The only one who’s missing is Alex, but Kraden doesn’t seem all that concerned, thinking he just set off ahead on his own already to search for a ship (Saturos and Menardi’s mysterious Lemurian vessel is nowhere to be found), since there are no more lighthouses in this part of Weyard; in order to reach the remaining two they’ll have to travel to the Great Western Sea, and Jenna drops the line that their parents’ lives depend on it. The parents who are supposed to be dead. Hm. Kraden is reluctant to bring Sheba along with them, but she insists that she join the party and that this quest is her “destiny” or something like that. More practically, she points out that since Saturos and Menardi kidnapped her for her Wind Adept powers they have no choice but to take her with if they want to light Jupiter Lighthouse. Jenna says she understands, though she doesn’t understand what the other girl meant by “destiny”. Kraden replies that he’s sure that Sheba will reveal all when she’s ready, so for now it’s high time they get moving and see if they can’t catch up with Alex and find a new boat.
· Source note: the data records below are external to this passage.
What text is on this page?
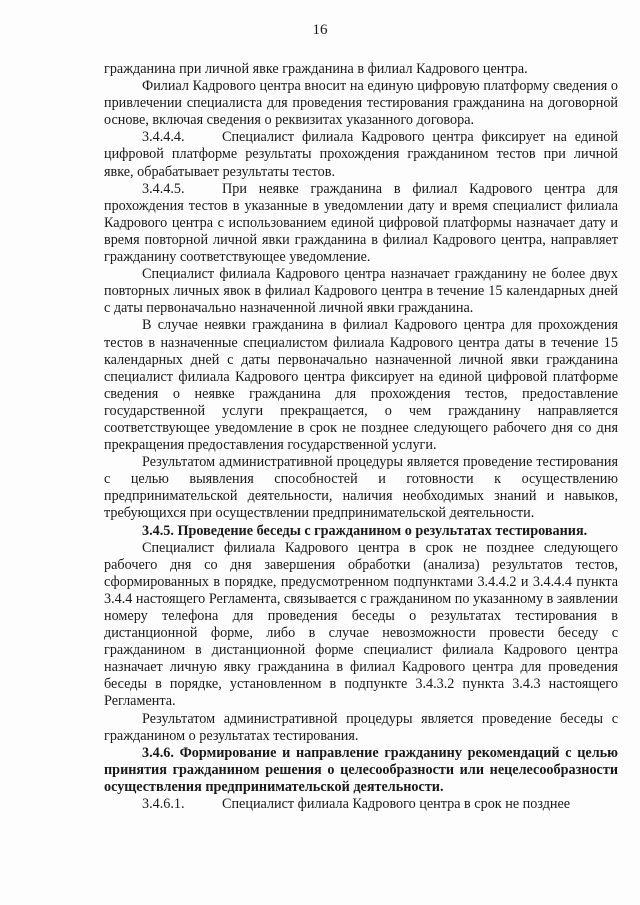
16

гражданина при личной явке гражданина в филиал Кадрового центра.

Филиал Кадрового центра вносит на единую цифровую платформу сведения о привлечении специалиста для проведения тестирования гражданина на договорной основе, включая сведения о реквизитах указанного договора.

3.4.4.4.	Специалист филиала Кадрового центра фиксирует на единой цифровой платформе результаты прохождения гражданином тестов при личной явке, обрабатывает результаты тестов.

3.4.4.5.	При неявке гражданина в филиал Кадрового центра для прохождения тестов в указанные в уведомлении дату и время специалист филиала Кадрового центра с использованием единой цифровой платформы назначает дату и время повторной личной явки гражданина в филиал Кадрового центра, направляет гражданину соответствующее уведомление.

Специалист филиала Кадрового центра назначает гражданину не более двух повторных личных явок в филиал Кадрового центра в течение 15 календарных дней с даты первоначально назначенной личной явки гражданина.

В случае неявки гражданина в филиал Кадрового центра для прохождения тестов в назначенные специалистом филиала Кадрового центра даты в течение 15 календарных дней с даты первоначально назначенной личной явки гражданина специалист филиала Кадрового центра фиксирует на единой цифровой платформе сведения о неявке гражданина для прохождения тестов, предоставление государственной услуги прекращается, о чем гражданину направляется соответствующее уведомление в срок не позднее следующего рабочего дня со дня прекращения предоставления государственной услуги.

Результатом административной процедуры является проведение тестирования с целью выявления способностей и готовности к осуществлению предпринимательской деятельности, наличия необходимых знаний и навыков, требующихся при осуществлении предпринимательской деятельности.

3.4.5. Проведение беседы с гражданином о результатах тестирования.

Специалист филиала Кадрового центра в срок не позднее следующего рабочего дня со дня завершения обработки (анализа) результатов тестов, сформированных в порядке, предусмотренном подпунктами 3.4.4.2 и 3.4.4.4 пункта 3.4.4 настоящего Регламента, связывается с гражданином по указанному в заявлении номеру телефона для проведения беседы о результатах тестирования в дистанционной форме, либо в случае невозможности провести беседу с гражданином в дистанционной форме специалист филиала Кадрового центра назначает личную явку гражданина в филиал Кадрового центра для проведения беседы в порядке, установленном в подпункте 3.4.3.2 пункта 3.4.3 настоящего Регламента.

Результатом административной процедуры является проведение беседы с гражданином о результатах тестирования.

3.4.6. Формирование и направление гражданину рекомендаций с целью принятия гражданином решения о целесообразности или нецелесообразности осуществления предпринимательской деятельности.

3.4.6.1.	Специалист филиала Кадрового центра в срок не позднее
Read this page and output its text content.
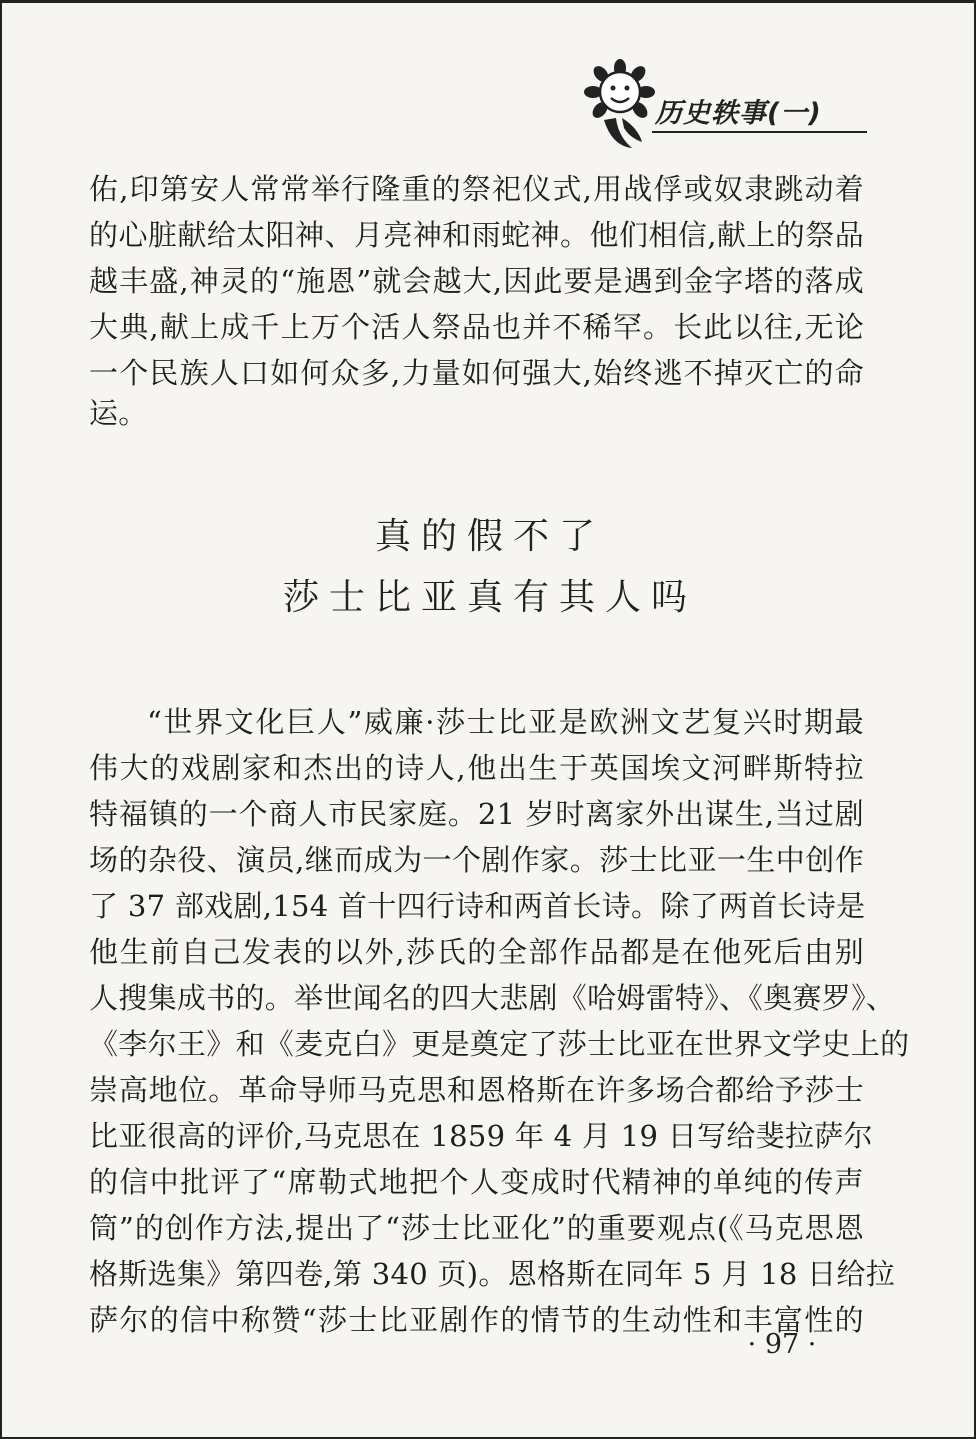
历史轶事(一)
佑,印第安人常常举行隆重的祭祀仪式,用战俘或奴隶跳动着
的心脏献给太阳神、月亮神和雨蛇神。他们相信,献上的祭品
越丰盛,神灵的“施恩”就会越大,因此要是遇到金字塔的落成
大典,献上成千上万个活人祭品也并不稀罕。长此以往,无论
一个民族人口如何众多,力量如何强大,始终逃不掉灭亡的命
运。
真的假不了
莎士比亚真有其人吗
“世界文化巨人”威廉·莎士比亚是欧洲文艺复兴时期最
伟大的戏剧家和杰出的诗人,他出生于英国埃文河畔斯特拉
特福镇的一个商人市民家庭。21 岁时离家外出谋生,当过剧
场的杂役、演员,继而成为一个剧作家。莎士比亚一生中创作
了 37 部戏剧,154 首十四行诗和两首长诗。除了两首长诗是
他生前自己发表的以外,莎氏的全部作品都是在他死后由别
人搜集成书的。举世闻名的四大悲剧《哈姆雷特》、《奥赛罗》、
《李尔王》和《麦克白》更是奠定了莎士比亚在世界文学史上的
崇高地位。革命导师马克思和恩格斯在许多场合都给予莎士
比亚很高的评价,马克思在 1859 年 4 月 19 日写给斐拉萨尔
的信中批评了“席勒式地把个人变成时代精神的单纯的传声
筒”的创作方法,提出了“莎士比亚化”的重要观点(《马克思恩
格斯选集》第四卷,第 340 页)。恩格斯在同年 5 月 18 日给拉
萨尔的信中称赞“莎士比亚剧作的情节的生动性和丰富性的
· 97 ·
And so, after a lengthy prologue, the second leg of this grand quest, now to ensure that the four Elemental Lighthouses are lit rather than preventing it, can finally begin.


Soundtrack
  • The Second Book
    • The new start-up screen BGM, though players are unlikely to hear the better parts of it.
  • Moving Worlds
    • At least the music you're stuck listening to while inputting that infernal password is good...until it keeps going for fifteen+ minutes and becomes a Brown Note.
  • Battle! Jenna ver.
    • Jenna gets a nice little upbeat, bubbly battle theme to herself during the prologue. Only plays for four very short battles, but can be made the default one much later on if one chooses.
  • Trouble's Brewing
    • "Incident Occurrence", we meet again my old friend...
  • Traversing Weyard
    • This is an okay world map theme, but I prefer the first game's and its intro could be stronger.